The Tasmanian government imposed prohibition on the certain fresh salmon of Canada without making any risk assessment for justifying the reason of the ban. This act of the government without any scientific evidence was considered as a prior violation of the international trade law and importing regulation by trade blocs like WTO (Johanson et al. 1999). The DSB adopted the compliance panel report in the year 2000. Before the process of compliance, Canada asked for authorization as per the article 22.2 of the DSB and DSU for procuring suspension of the concessions for Australia for their activities of violating the law. The level of suspension proposed by Canada was strictly objected by Australia and asked for further decisions through arbitration tribunal as per the article 22.6 of the DSU. In response to the urge, the DSB agreed for arbitration proceedings whereas this process was suspended until the completion of the proceedings of compliance.
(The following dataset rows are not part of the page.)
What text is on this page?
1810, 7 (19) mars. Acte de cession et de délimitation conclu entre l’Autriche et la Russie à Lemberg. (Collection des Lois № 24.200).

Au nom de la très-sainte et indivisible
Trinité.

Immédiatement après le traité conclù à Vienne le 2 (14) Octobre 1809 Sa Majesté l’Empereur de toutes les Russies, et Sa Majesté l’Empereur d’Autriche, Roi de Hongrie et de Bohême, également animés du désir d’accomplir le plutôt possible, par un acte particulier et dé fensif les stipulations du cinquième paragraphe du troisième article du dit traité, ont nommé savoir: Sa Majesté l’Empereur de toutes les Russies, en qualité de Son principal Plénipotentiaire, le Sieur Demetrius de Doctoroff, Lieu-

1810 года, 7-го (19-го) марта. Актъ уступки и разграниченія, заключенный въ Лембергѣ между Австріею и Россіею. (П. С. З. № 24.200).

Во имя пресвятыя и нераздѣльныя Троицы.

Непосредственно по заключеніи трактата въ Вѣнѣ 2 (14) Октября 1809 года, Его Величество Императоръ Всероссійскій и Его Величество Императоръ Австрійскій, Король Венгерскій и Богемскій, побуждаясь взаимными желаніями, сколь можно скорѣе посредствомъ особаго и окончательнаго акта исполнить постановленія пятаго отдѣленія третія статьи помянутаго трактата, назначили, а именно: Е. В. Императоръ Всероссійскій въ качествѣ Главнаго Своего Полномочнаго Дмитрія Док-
The DSB followed the decision of the original panel of compliance to foster discussion between the Australia and Canada government by keeping WTO as a mediator. The discussion process also included the specified government sectors and panels of those two countries along with the panel of businesses. Canada urged to make an agreement with Australia about the import of fresh salmon to close the dispute in legal process (Stewart et al. 1998). There was exchange of agreement letter among the two dispute parties as the agreement procured the provision for Canada to closely monitor the commitment of Australia for implementing the performance of the contractual obligation that was effective from the 2000.